Here is an interesting and, I think, important conclusion. When deciding whether the proportionality condition in jus ad bellum holds--whether the war would eliminate more evils than it would cause--one needs to count among the evils the many non-bellicose enemy soldiers who would die as a result of the war. This can have real consequences. Suppose that one estimates that if an invading force is unopposed, they will murder 500,000 of one's people, some soldiers and some non-soldiers, but will cause no other evils. Suppose, further, that by opposing them, one will be able to reduce the death-toll on one's own side to 100,000, but one will need to kill a million enemy soldiers to do so. In killing a million enemy soldiers, one might be killing 800,000 completely innocent and non-bellicose people. Here, the proportionality condition would not seem to be met--one kills 800,000 innocent people to save 400,000. One should instead surrender. Unless, of course, one can argue that the enemy will not stop at killing the 500,000, which in practice is likely. But in any case, one must take into account the innocent death toll among enemy soldiers into account when figuring out if a war is licit.

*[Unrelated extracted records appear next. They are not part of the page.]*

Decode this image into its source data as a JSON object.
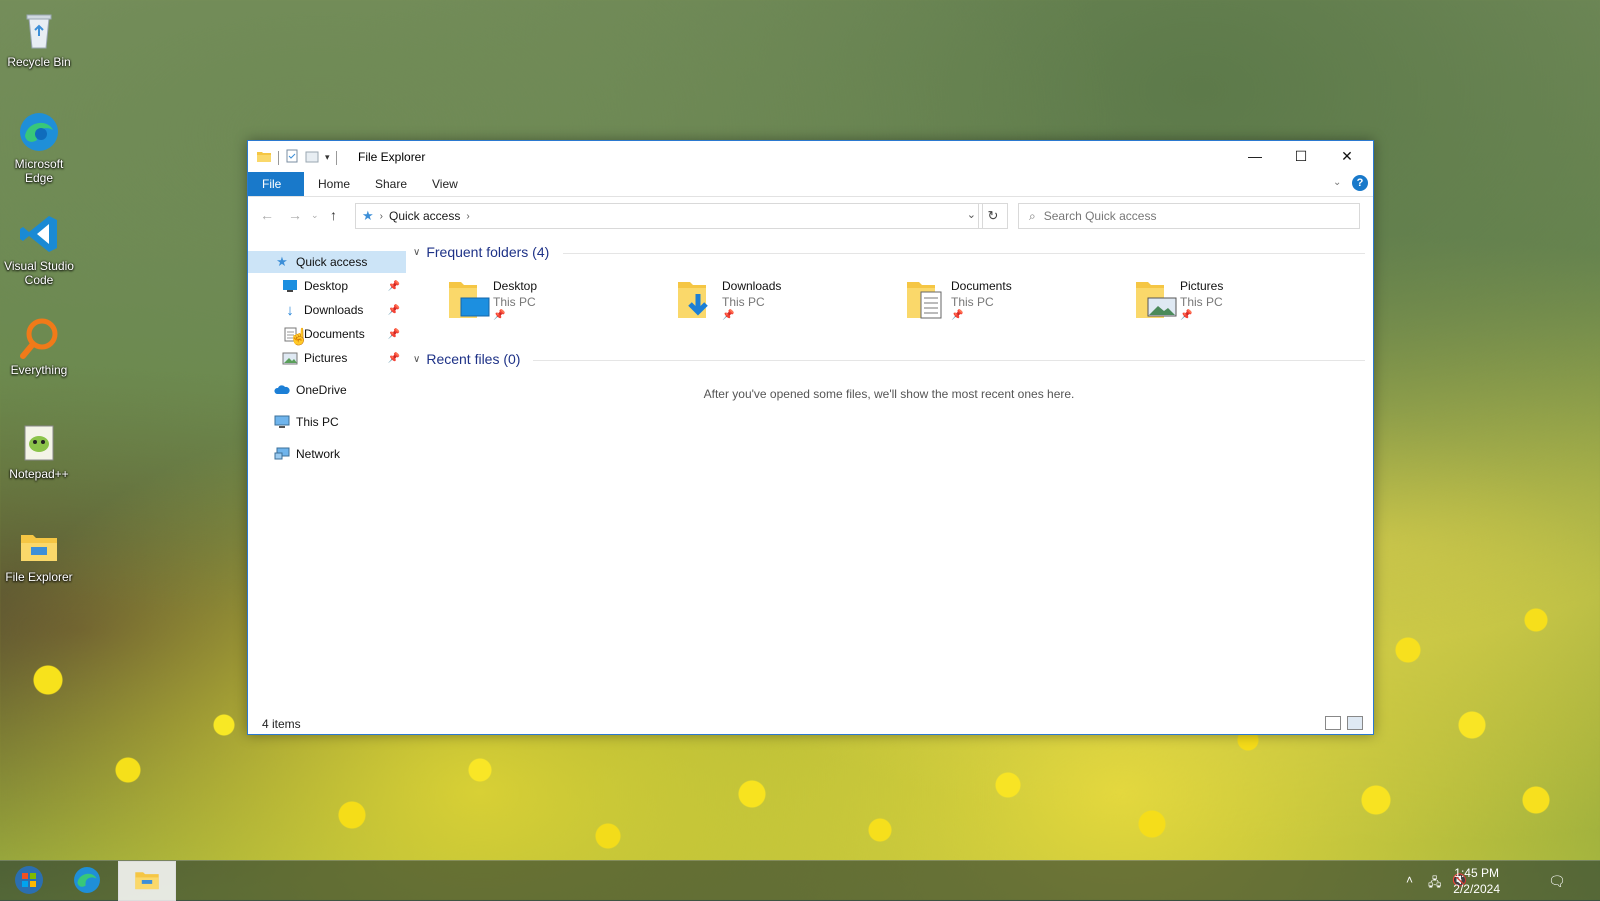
{
  "desktop": {
    "icons": [
      {
        "label": "Recycle Bin"
      },
      {
        "label": "Microsoft Edge"
      },
      {
        "label": "Visual Studio Code"
      },
      {
        "label": "Everything"
      },
      {
        "label": "Notepad++"
      },
      {
        "label": "File Explorer"
      }
    ]
  },
  "window": {
    "title": "File Explorer",
    "tabs": {
      "file": "File",
      "home": "Home",
      "share": "Share",
      "view": "View"
    },
    "address": {
      "root": "Quick access"
    },
    "search": {
      "placeholder": "Search Quick access"
    },
    "nav": {
      "quick_access": "Quick access",
      "desktop": "Desktop",
      "downloads": "Downloads",
      "documents": "Documents",
      "pictures": "Pictures",
      "onedrive": "OneDrive",
      "this_pc": "This PC",
      "network": "Network"
    },
    "frequent": {
      "heading": "Frequent folders (4)",
      "folders": [
        {
          "name": "Desktop",
          "location": "This PC"
        },
        {
          "name": "Downloads",
          "location": "This PC"
        },
        {
          "name": "Documents",
          "location": "This PC"
        },
        {
          "name": "Pictures",
          "location": "This PC"
        }
      ]
    },
    "recent": {
      "heading": "Recent files (0)",
      "empty_message": "After you've opened some files, we'll show the most recent ones here."
    },
    "status": {
      "count": "4 items"
    }
  },
  "taskbar": {
    "time": "1:45 PM",
    "date": "2/2/2024"
  },
  "colors": {
    "accent": "#1979ca",
    "selection": "#cce4f7",
    "heading": "#1e3287"
  }
}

You should note that modern methods of training, at least in our army, have dramatically increased the proportion of soldiers who actually shoot to kill—I do not know the number, but it is a decided majority.
ReplyDeleteThe case where one own soldiers are mixed among the enemy's deserves further consideration. Compare the notion of a policy against negotiating with hostage takers, where one decides that only by consciously encouraging the enemy to kill a small number of one's own (hostages already taken), one prevents a situation where many more of one's own would be in danger. Now, if the enemy tries to use one's soldiers as human shields, it may be necessary not to refrain from killing one's own, to prevent many more of one's own from being endangered by use as human shields.

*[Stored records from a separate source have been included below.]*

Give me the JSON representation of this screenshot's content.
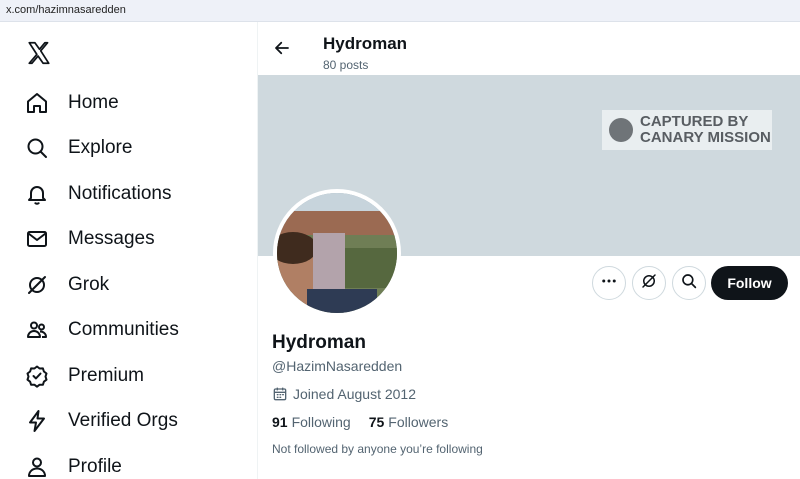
{
  "browser": {
    "url": "x.com/hazimnasaredden"
  },
  "sidebar": {
    "logo_icon": "x-logo-icon",
    "items": [
      {
        "label": "Home",
        "icon": "home-icon"
      },
      {
        "label": "Explore",
        "icon": "search-icon"
      },
      {
        "label": "Notifications",
        "icon": "bell-icon"
      },
      {
        "label": "Messages",
        "icon": "envelope-icon"
      },
      {
        "label": "Grok",
        "icon": "grok-icon"
      },
      {
        "label": "Communities",
        "icon": "people-icon"
      },
      {
        "label": "Premium",
        "icon": "verified-badge-icon"
      },
      {
        "label": "Verified Orgs",
        "icon": "lightning-icon"
      },
      {
        "label": "Profile",
        "icon": "person-icon"
      }
    ]
  },
  "header": {
    "title": "Hydroman",
    "post_count": "80 posts"
  },
  "banner": {
    "watermark_line1": "CAPTURED BY",
    "watermark_line2": "CANARY MISSION"
  },
  "actions": {
    "more_icon": "more-icon",
    "grok_icon": "grok-icon",
    "search_icon": "search-icon",
    "follow_label": "Follow"
  },
  "profile": {
    "display_name": "Hydroman",
    "handle": "@HazimNasaredden",
    "joined": "Joined August 2012",
    "following_count": "91",
    "following_label": "Following",
    "followers_count": "75",
    "followers_label": "Followers",
    "followed_by_note": "Not followed by anyone you’re following"
  },
  "colors": {
    "text": "#0f1419",
    "secondary": "#536471",
    "banner": "#cfd9de",
    "follow_bg": "#0f1419",
    "border": "#cfd9de"
  }
}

Your final analysis implies that the only evil justifying a war is death—but it could be argued that being forced to endure subjugation, humiliation, violation, impoverishment, and enslavement are worse, and justify killing in self-defense even where lives are not directly endangered. (And if one can be sure that the enemy's army will do none of these things, then one is probably on the wrong side.)
Thanks for the helpful comments.
ReplyDeleteYes, I know that modern American training has done this. I suspect one of the ingredients here is that the US now has a volunteer force. Moreover, I would kind of hope that among conscripts fighting an unjust war, there would be many refraining from killing.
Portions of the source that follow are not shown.